Eine einfache, verrückte Geschichte, die voller Liebe steckt. Ein seltsam
eigensinniges Projekt, das Zweifel und Bedenken erst einmal beiseite wischt, um
sie dann, ganz am Ende, triumphal zu entkräften.
Schon die ersten Minuten zeigen, wie
unbekümmert Radu Mihaileanu an „Zug des Lebens“
herangeht. Er wirft uns mitten hinein ins turbulente Leben eines jüdischen
Schtetls, irgendwo im tiefen Osten Europas, im Jahr 1941. Da wird eine Sprache
gesprochen, die – zumindest in der deutschen Synchronisation – wie echtes,
breites Jiddisch klingt. Da wird wild debattiert im Rat der Weisen, gestikuliert
und mit den Augen gerollt, und wenn es gar zu laut wird, kommt eine Mamme herein
und droht mit dem Rauswurf. Und da gibt es Schlomo, den Dorfnarr mit dem
verträumten Marc-Chagall-Blick, der von den nahenden Deutschen und vom Schrecken
der Deportation berichtet und dann auch gleich eine Lösung vorschlägt: Wir
kaufen einen Zug und deportieren uns selbst, sagt er. Direkt nach Palästina, ins
gelobte Land.
Dies ist kein jüdischer Humor, wie das
Kino ihn bisher kennt. Er erinnert nicht an Billy Wilders scharfzüngige
Doppeldeutigkeiten, an Woody Allens neurotische Denksprünge oder an die
todesmutige Eleganz von Ernst Lubitsch, aus dessen „Sein oder Nichtsein“ die
Grundidee für „Zug des Lebens“ stammt. Hier geht es um
eine einfache, beinah verklärte Welt. Hier sind die Helden auch Typen einer
verlorenen Folklore, die etwas Derbes und Verschmitztes haben: Beinah eine
jüdische Utopie, ein Rollenspiel, indem nach Herzenslust chargiert werden darf.

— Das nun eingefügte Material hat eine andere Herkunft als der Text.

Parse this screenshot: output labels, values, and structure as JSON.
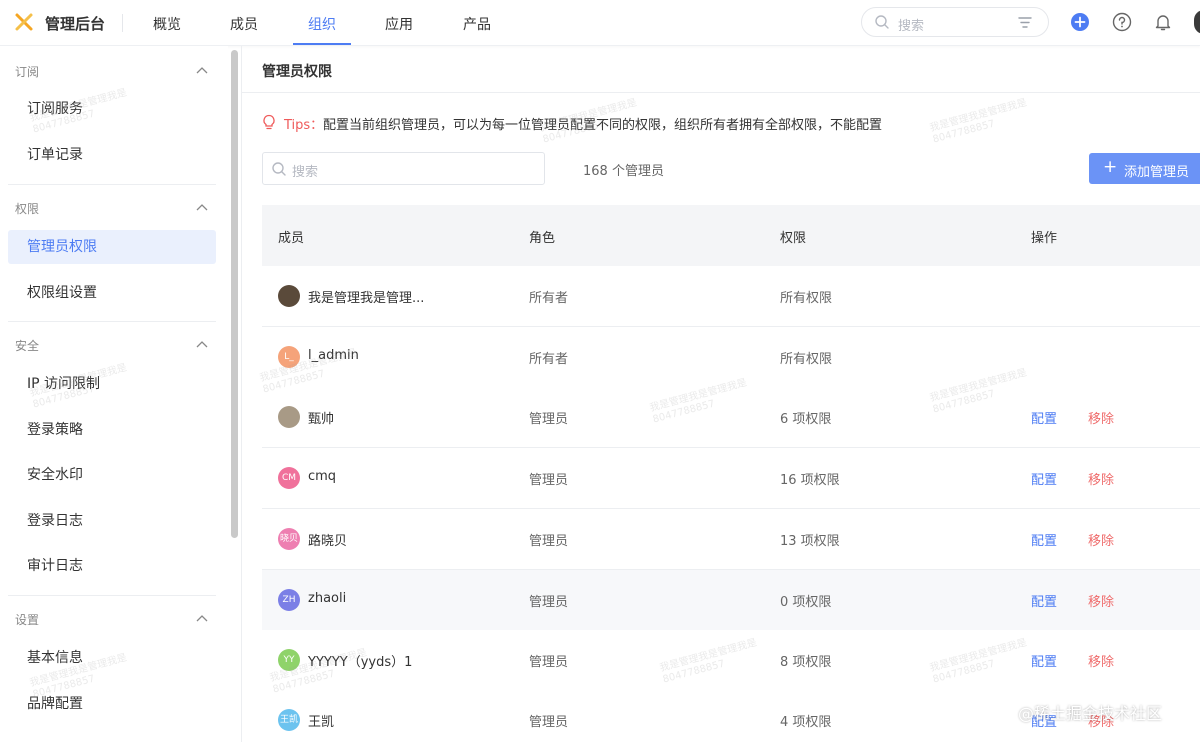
{
  "header": {
    "app_title": "管理后台",
    "tabs": [
      {
        "label": "概览"
      },
      {
        "label": "成员"
      },
      {
        "label": "组织"
      },
      {
        "label": "应用"
      },
      {
        "label": "产品"
      }
    ],
    "active_tab": "组织",
    "search_placeholder": "搜索",
    "accent_color": "#4d7cf3"
  },
  "sidebar": {
    "groups": [
      {
        "label": "订阅",
        "items": [
          {
            "label": "订阅服务"
          },
          {
            "label": "订单记录"
          }
        ]
      },
      {
        "label": "权限",
        "items": [
          {
            "label": "管理员权限"
          },
          {
            "label": "权限组设置"
          }
        ]
      },
      {
        "label": "安全",
        "items": [
          {
            "label": "IP 访问限制"
          },
          {
            "label": "登录策略"
          },
          {
            "label": "安全水印"
          },
          {
            "label": "登录日志"
          },
          {
            "label": "审计日志"
          }
        ]
      },
      {
        "label": "设置",
        "items": [
          {
            "label": "基本信息"
          },
          {
            "label": "品牌配置"
          }
        ]
      }
    ],
    "active_item": "管理员权限"
  },
  "main": {
    "page_title": "管理员权限",
    "tips_label": "Tips：",
    "tips_text": "配置当前组织管理员，可以为每一位管理员配置不同的权限，组织所有者拥有全部权限，不能配置",
    "search_placeholder": "搜索",
    "count_text": "168 个管理员",
    "add_button": "添加管理员",
    "table": {
      "columns": [
        "成员",
        "角色",
        "权限",
        "操作"
      ],
      "rows": [
        {
          "name": "我是管理我是管理...",
          "avatar": "",
          "avatar_color": "#5a4a3a",
          "role": "所有者",
          "perm": "所有权限",
          "actions": false
        },
        {
          "name": "l_admin",
          "avatar": "L_",
          "avatar_color": "#f5a37a",
          "role": "所有者",
          "perm": "所有权限",
          "actions": false
        },
        {
          "name": "甄帅",
          "avatar": "",
          "avatar_color": "#a89a86",
          "role": "管理员",
          "perm": "6 项权限",
          "actions": true
        },
        {
          "name": "cmq",
          "avatar": "CM",
          "avatar_color": "#f0719b",
          "role": "管理员",
          "perm": "16 项权限",
          "actions": true
        },
        {
          "name": "路晓贝",
          "avatar": "晓贝",
          "avatar_color": "#ee7fb1",
          "role": "管理员",
          "perm": "13 项权限",
          "actions": true
        },
        {
          "name": "zhaoli",
          "avatar": "ZH",
          "avatar_color": "#7b7fe6",
          "role": "管理员",
          "perm": "0 项权限",
          "actions": true
        },
        {
          "name": "YYYYY（yyds）1",
          "avatar": "YY",
          "avatar_color": "#8fd36a",
          "role": "管理员",
          "perm": "8 项权限",
          "actions": true
        },
        {
          "name": "王凯",
          "avatar": "王凯",
          "avatar_color": "#6cc3ef",
          "role": "管理员",
          "perm": "4 项权限",
          "actions": true
        }
      ],
      "action_config": "配置",
      "action_remove": "移除"
    }
  },
  "watermark": {
    "line1": "我是管理我是管理我是",
    "line2": "8047788857"
  },
  "credit": "@稀土掘金技术社区"
}
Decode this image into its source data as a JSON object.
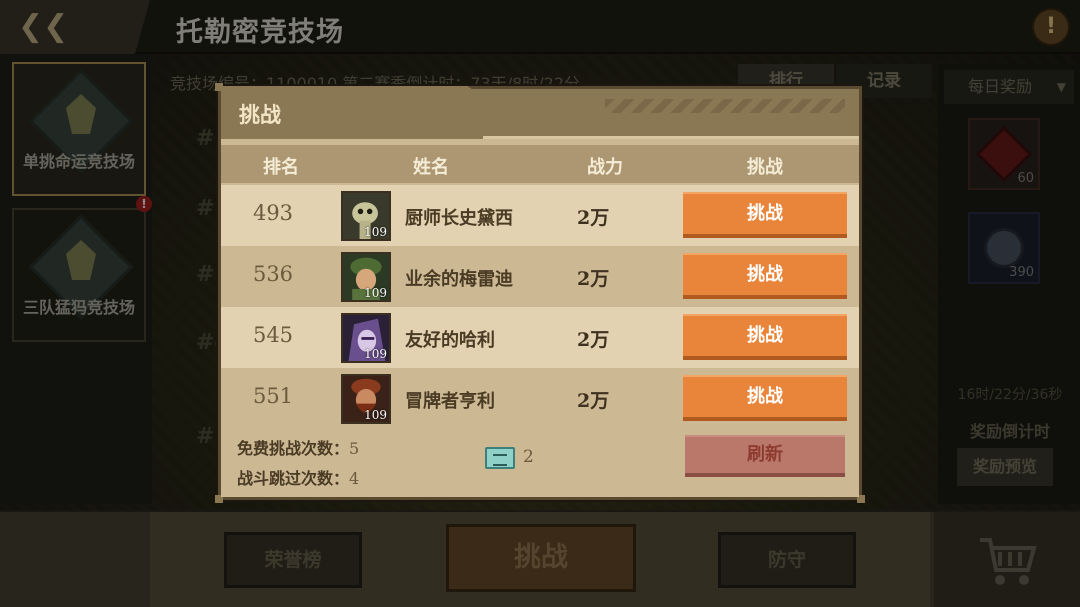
{
  "header": {
    "title": "托勒密竞技场",
    "help_icon": "!"
  },
  "arena_tabs": [
    {
      "label": "单挑命运竞技场",
      "selected": true
    },
    {
      "label": "三队猛犸竞技场",
      "selected": false,
      "alert": "!"
    }
  ],
  "background": {
    "info_text": "竞技场编号：1100010   第二赛季倒计时：73天/8时/22分",
    "rank_button": "排行",
    "record_button": "记录",
    "rank_ghosts": [
      "#1",
      "#2",
      "#3",
      "#4",
      "#5"
    ]
  },
  "right_panel": {
    "daily_select": "每日奖励",
    "rewards": [
      {
        "count": "60"
      },
      {
        "count": "390"
      }
    ],
    "timer": "16时/22分/36秒",
    "timer_label": "奖励倒计时",
    "preview_button": "奖励预览"
  },
  "bottom_nav": {
    "honor_button": "荣誉榜",
    "challenge_button": "挑战",
    "defense_button": "防守"
  },
  "modal": {
    "title": "挑战",
    "columns": {
      "rank": "排名",
      "name": "姓名",
      "power": "战力",
      "challenge": "挑战"
    },
    "opponents": [
      {
        "rank": "493",
        "name": "厨师长史黛西",
        "level": "109",
        "power": "2万",
        "button": "挑战",
        "avatar_icon": "slime-chef-icon"
      },
      {
        "rank": "536",
        "name": "业余的梅雷迪",
        "level": "109",
        "power": "2万",
        "button": "挑战",
        "avatar_icon": "soldier-icon"
      },
      {
        "rank": "545",
        "name": "友好的哈利",
        "level": "109",
        "power": "2万",
        "button": "挑战",
        "avatar_icon": "purple-hood-icon"
      },
      {
        "rank": "551",
        "name": "冒牌者亨利",
        "level": "109",
        "power": "2万",
        "button": "挑战",
        "avatar_icon": "bearded-man-icon"
      }
    ],
    "footer": {
      "free_label": "免费挑战次数：",
      "free_count": "5",
      "skip_label": "战斗跳过次数：",
      "skip_count": "4",
      "ticket_count": "2",
      "refresh_button": "刷新"
    }
  },
  "colors": {
    "challenge_orange": "#e9853b",
    "refresh_red": "#b9786a",
    "modal_bg": "#cdb894",
    "modal_header": "#8a7754"
  }
}
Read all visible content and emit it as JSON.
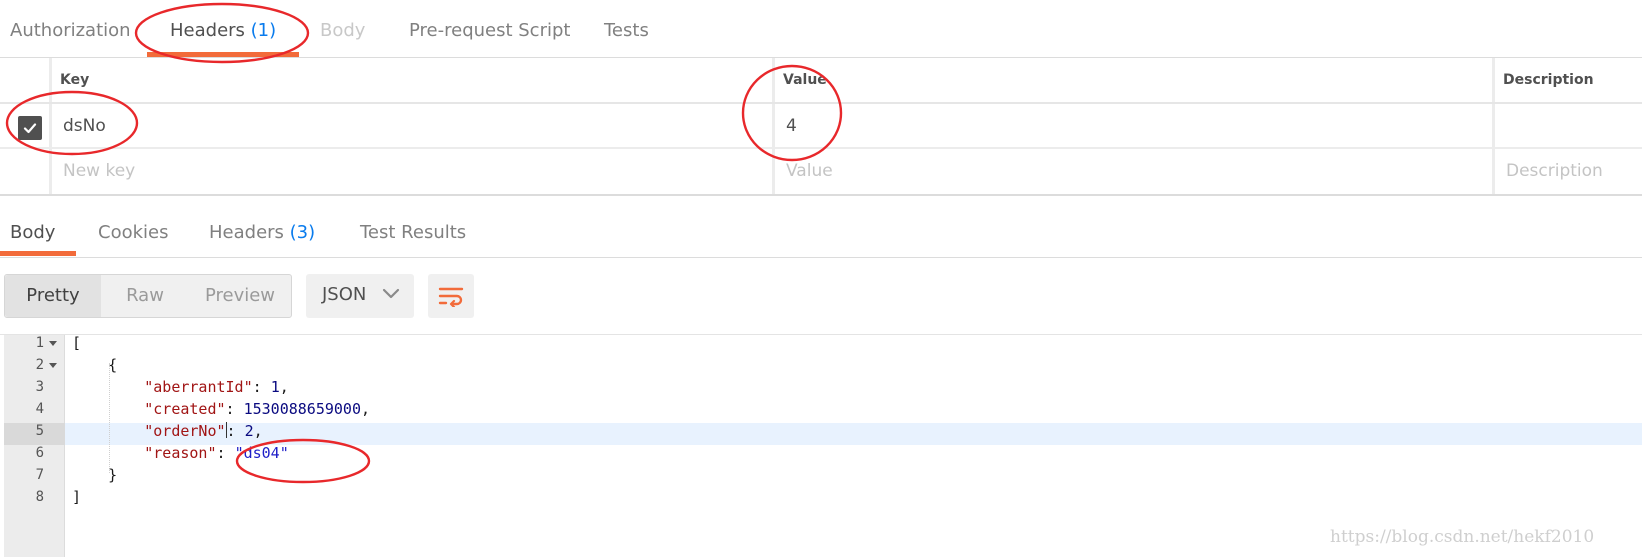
{
  "request_tabs": [
    {
      "label": "Authorization",
      "count": ""
    },
    {
      "label": "Headers",
      "count": "(1)"
    },
    {
      "label": "Body",
      "count": ""
    },
    {
      "label": "Pre-request Script",
      "count": ""
    },
    {
      "label": "Tests",
      "count": ""
    }
  ],
  "headers_table": {
    "columns": {
      "key": "Key",
      "value": "Value",
      "description": "Description"
    },
    "rows": [
      {
        "enabled": true,
        "key": "dsNo",
        "value": "4",
        "description": ""
      }
    ],
    "new_row": {
      "key_placeholder": "New key",
      "value_placeholder": "Value",
      "description_placeholder": "Description"
    }
  },
  "response_tabs": [
    {
      "label": "Body",
      "count": ""
    },
    {
      "label": "Cookies",
      "count": ""
    },
    {
      "label": "Headers",
      "count": "(3)"
    },
    {
      "label": "Test Results",
      "count": ""
    }
  ],
  "view_modes": {
    "pretty": "Pretty",
    "raw": "Raw",
    "preview": "Preview",
    "selected": "Pretty"
  },
  "format": {
    "selected": "JSON"
  },
  "code": {
    "line_numbers": [
      "1",
      "2",
      "3",
      "4",
      "5",
      "6",
      "7",
      "8"
    ],
    "active_line": 5,
    "open_bracket": "[",
    "open_brace": "{",
    "fields": [
      {
        "key": "\"aberrantId\"",
        "value": "1",
        "type": "number"
      },
      {
        "key": "\"created\"",
        "value": "1530088659000",
        "type": "number"
      },
      {
        "key": "\"orderNo\"",
        "value": "2",
        "type": "number"
      },
      {
        "key": "\"reason\"",
        "value": "\"ds04\"",
        "type": "string"
      }
    ],
    "close_brace": "}",
    "close_bracket": "]"
  },
  "watermark": "https://blog.csdn.net/hekf2010",
  "colors": {
    "accent": "#f26b3a",
    "count": "#097bed",
    "annotation": "#e8282b"
  },
  "icons": {
    "checkbox": "checkmark-icon",
    "format": "chevron-down-icon",
    "wrap": "wrap-lines-icon",
    "fold": "fold-arrow-icon"
  }
}
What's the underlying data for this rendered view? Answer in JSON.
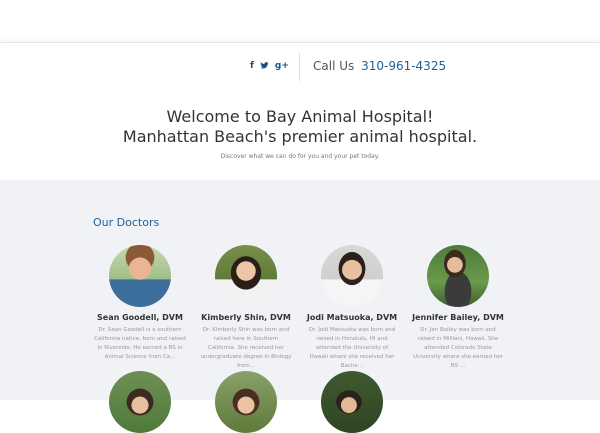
{
  "header": {
    "social_icons": [
      {
        "icon": "facebook-icon",
        "glyph": "f"
      },
      {
        "icon": "twitter-icon",
        "glyph": "🐦"
      },
      {
        "icon": "google-plus-icon",
        "glyph": "g+"
      }
    ],
    "call_label": "Call Us",
    "phone": "310-961-4325"
  },
  "hero": {
    "line1": "Welcome to Bay Animal Hospital!",
    "line2": "Manhattan Beach's premier animal hospital.",
    "tagline": "Discover what we can do for you and your pet today."
  },
  "doctors": {
    "title": "Our Doctors",
    "items": [
      {
        "name": "Sean Goodell, DVM",
        "bio": "Dr. Sean Goodell is a southern California native, born and raised in Riverside. He earned a BS in Animal Science from Ca..."
      },
      {
        "name": "Kimberly Shin, DVM",
        "bio": "Dr. Kimberly Shin was born and raised here in Southern California. She received her undergraduate degree in Biology from..."
      },
      {
        "name": "Jodi Matsuoka, DVM",
        "bio": "Dr. Jodi Matsuoka was born and raised in Honolulu, HI and attended the University of Hawaii where she received her Bache..."
      },
      {
        "name": "Jennifer Bailey, DVM",
        "bio": "Dr. Jen Bailey was born and raised in Mililani, Hawaii. She attended Colorado State University where she earned her BS ..."
      }
    ]
  },
  "colors": {
    "accent": "#1f5f99",
    "section_bg": "#f0f2f5"
  }
}
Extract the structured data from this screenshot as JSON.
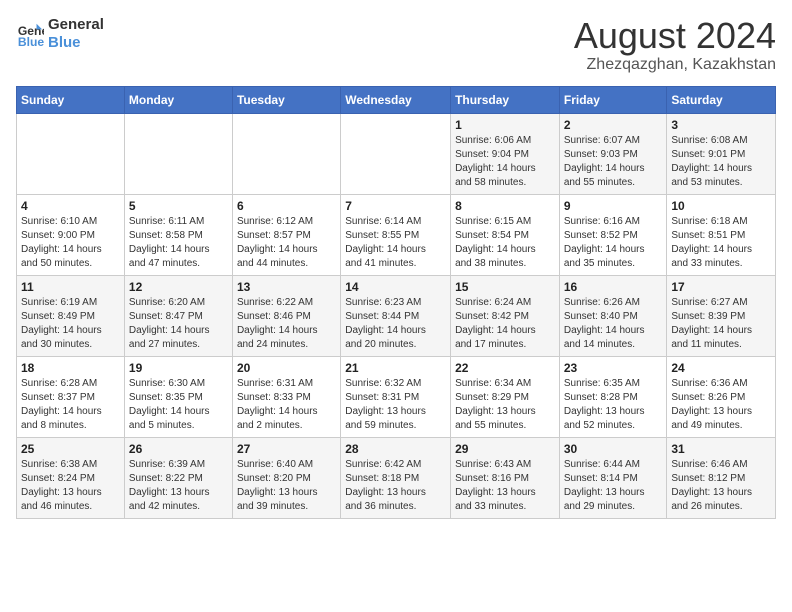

Yankele, der Finanzverwalter, bekommt Magenkrämpfe bei jeder Ausgabe, der Rabbi
fürchtet vor allem den Kommunismus, und die schöne Esther sucht einen Mann zum
Heiraten. Er wollte von einem Ort erzählen, sagt der rumänische, inzwischen in
Frankreich lebenden Regisseur, in dem seine Familie gelebt hat, den er aber
nicht mehr kennt. Und natürlich denkt der Betrachter, der gern in dieses
Dorfidyll eintaucht, weniger an den Plan der Flucht als an den wahren Kern der
Geschichte: Daran, wie all diese Menschen, Typen und Geschichten vernichtet und
ausgelöscht wurden.
Die Rettung schreitet trotzdem mit
Leichtigkeit voran: Schrottreife Zugwaggons werden restauriert, Nazi-Uniformen
genäht, Befehle gefälscht – und jene Unglücklichen, die als Bewacher des
Deportationszugs ausgewählt wurden, müssen zum Deutsch-Unterricht beim
sprachkundigen Schmecht. Mordechai, der Schreiner, wird die größte Last tragen:
Er verkörpert die Rolle des Kommandanten. „Die deutsche Sprache ist sehr hart,
Mordechai“, sagt Schmecht zu ihm. „Präzise und traurig. Jiddisch ist eine
Parodie des Deutschen, hat jedoch obendrein Humor. Ich verlange also nur von
Ihnen, den Humor wegzulassen. Sonst nichts.“ Sehr schnell wird klar, dass es
nicht um die realen Schwierigkeiten geht, die das ganze Unterfangen mit sich
bringt. Der Zug setzt sich gen Russland in Bewegung, und schon bald wird er von
echten Nazis gestoppt – aber die sind leicht zu überlisten.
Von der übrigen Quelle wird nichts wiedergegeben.